In a study of the effect of process conditions and material properties on aerosol characteristics, nanosized metal oxide particles were produced by injecting precursors as a free jet into a methane-air flame. Primary particle size increased with volume loading, solid state diffusion coefficient, and maximum temperature. Larger particles were also obtained by decreasing the jet velocity. The number of particles per agglomerate increased with volume loading and decreased with solid state diffusion coefficient and maximum temperature. Metal oxides with diffusion coefficients ranging over several orders of magnitude produced different sized particles under the same process conditions (temperature profile and aerosol volume loading). Niobium oxide (largest diffusion coefficient) formed the largest particles with geometric volume mean diameters between 5.7 and 33.7 nm.

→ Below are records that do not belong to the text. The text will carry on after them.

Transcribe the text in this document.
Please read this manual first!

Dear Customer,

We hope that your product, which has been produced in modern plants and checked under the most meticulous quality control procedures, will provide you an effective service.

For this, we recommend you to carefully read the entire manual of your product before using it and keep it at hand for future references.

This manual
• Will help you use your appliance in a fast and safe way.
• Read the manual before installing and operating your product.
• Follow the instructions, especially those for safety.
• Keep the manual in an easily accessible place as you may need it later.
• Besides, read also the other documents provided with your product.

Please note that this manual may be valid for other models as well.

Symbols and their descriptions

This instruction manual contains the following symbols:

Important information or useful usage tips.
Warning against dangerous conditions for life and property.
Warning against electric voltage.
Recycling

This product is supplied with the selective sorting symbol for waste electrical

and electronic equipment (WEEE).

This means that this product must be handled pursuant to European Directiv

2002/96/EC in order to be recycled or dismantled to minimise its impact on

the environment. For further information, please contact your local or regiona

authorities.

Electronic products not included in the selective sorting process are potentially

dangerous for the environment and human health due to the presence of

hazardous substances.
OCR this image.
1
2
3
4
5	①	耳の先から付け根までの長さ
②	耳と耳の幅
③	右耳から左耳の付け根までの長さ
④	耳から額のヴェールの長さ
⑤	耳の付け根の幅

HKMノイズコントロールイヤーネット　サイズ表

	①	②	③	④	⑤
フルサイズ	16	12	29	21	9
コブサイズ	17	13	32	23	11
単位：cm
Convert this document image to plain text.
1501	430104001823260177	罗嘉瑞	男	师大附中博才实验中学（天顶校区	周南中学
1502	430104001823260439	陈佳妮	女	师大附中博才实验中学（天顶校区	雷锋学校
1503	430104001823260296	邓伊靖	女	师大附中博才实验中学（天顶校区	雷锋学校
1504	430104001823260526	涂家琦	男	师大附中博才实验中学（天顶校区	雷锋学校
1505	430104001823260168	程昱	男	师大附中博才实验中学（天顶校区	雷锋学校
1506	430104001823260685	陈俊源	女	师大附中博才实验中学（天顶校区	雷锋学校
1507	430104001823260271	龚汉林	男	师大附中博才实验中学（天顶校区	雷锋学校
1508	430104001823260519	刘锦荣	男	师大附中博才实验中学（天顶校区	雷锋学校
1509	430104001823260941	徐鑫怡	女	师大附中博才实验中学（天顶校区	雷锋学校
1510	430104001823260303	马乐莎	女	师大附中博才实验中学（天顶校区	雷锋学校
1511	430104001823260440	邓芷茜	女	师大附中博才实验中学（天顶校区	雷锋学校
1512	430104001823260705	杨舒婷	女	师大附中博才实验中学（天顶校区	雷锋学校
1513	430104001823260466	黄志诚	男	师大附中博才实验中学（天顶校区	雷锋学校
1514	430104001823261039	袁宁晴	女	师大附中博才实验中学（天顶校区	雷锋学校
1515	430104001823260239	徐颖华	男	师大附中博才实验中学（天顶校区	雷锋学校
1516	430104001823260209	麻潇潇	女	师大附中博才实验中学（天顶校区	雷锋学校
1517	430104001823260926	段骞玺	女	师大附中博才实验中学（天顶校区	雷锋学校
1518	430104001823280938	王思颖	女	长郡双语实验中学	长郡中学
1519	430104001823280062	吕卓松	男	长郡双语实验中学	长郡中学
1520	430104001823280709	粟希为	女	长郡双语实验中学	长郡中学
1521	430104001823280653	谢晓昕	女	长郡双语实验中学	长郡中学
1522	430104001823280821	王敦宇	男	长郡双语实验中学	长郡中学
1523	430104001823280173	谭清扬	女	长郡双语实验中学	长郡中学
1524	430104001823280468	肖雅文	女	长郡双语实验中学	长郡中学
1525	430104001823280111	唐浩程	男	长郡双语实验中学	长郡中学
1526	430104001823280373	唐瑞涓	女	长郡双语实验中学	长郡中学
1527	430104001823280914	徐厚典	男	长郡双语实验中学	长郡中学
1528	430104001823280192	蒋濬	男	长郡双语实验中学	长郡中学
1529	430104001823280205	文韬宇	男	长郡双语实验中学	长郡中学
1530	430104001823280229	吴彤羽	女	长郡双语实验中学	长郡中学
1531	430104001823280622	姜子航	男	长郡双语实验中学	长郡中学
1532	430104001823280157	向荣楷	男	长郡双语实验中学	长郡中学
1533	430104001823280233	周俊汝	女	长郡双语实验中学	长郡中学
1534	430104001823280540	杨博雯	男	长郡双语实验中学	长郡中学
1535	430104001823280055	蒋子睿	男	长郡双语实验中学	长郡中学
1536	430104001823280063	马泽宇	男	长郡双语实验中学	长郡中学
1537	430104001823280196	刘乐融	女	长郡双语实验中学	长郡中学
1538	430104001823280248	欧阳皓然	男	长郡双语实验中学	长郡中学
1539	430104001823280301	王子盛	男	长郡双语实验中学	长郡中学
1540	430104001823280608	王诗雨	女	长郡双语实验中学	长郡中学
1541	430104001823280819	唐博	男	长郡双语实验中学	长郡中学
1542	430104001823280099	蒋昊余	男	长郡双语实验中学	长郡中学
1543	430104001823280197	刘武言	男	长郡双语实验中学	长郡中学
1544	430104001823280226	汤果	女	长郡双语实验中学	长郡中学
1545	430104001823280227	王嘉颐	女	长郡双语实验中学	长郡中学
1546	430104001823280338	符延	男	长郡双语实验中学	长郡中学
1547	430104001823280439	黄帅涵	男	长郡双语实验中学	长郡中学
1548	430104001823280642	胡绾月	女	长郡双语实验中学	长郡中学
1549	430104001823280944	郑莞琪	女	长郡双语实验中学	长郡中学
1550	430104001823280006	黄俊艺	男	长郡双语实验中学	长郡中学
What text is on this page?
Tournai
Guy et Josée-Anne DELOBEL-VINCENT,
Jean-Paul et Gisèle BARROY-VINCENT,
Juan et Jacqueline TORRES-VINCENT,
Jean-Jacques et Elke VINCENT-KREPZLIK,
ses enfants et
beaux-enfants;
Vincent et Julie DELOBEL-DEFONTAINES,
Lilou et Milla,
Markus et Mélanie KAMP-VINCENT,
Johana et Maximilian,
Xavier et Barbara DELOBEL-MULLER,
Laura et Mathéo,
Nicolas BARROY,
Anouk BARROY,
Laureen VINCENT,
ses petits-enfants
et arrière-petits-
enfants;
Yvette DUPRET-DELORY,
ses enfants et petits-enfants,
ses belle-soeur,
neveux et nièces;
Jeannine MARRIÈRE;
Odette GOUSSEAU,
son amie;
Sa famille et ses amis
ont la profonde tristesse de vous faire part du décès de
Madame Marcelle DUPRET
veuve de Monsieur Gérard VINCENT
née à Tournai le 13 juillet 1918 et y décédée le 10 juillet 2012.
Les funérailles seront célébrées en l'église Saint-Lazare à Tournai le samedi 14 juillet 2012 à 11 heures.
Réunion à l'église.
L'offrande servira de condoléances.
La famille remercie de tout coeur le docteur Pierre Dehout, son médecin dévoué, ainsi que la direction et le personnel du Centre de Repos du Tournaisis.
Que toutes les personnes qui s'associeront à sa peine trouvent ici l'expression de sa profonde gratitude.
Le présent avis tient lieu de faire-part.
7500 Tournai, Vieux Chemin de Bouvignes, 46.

Titania (mid-range diffusion coefficient) and alumina (lowest diffusion coefficient) formed particles with geometric volume mean diameters ranging from 3.8 to 21.3 nm and 2.8 to 10.7 nm, respectively. The geometric standard deviation for the metal oxide particles was about 1.2. The properties of the primary particles and agglomerates depend on the characteristic collision and coalescence times. The collision time was controlled by varying the aerosol volume loading from 10⁻⁷ to 10⁻⁶. The coalescence time depends strongly on the solid state diffusion coefficient which ranged over several orders of magnitude as the jet temperature changed. Maximum jet temperatures from 1050 to 1920 K were obtained by adjusting the precursor jet and flame gas exit velocities from 4.8 to 53.2 m/s and 0.14 to 0.51 m/s, respectively. The mass production rate ranged from 0.05 to 1.0 g/h for a jet orifice of 1.2 mm.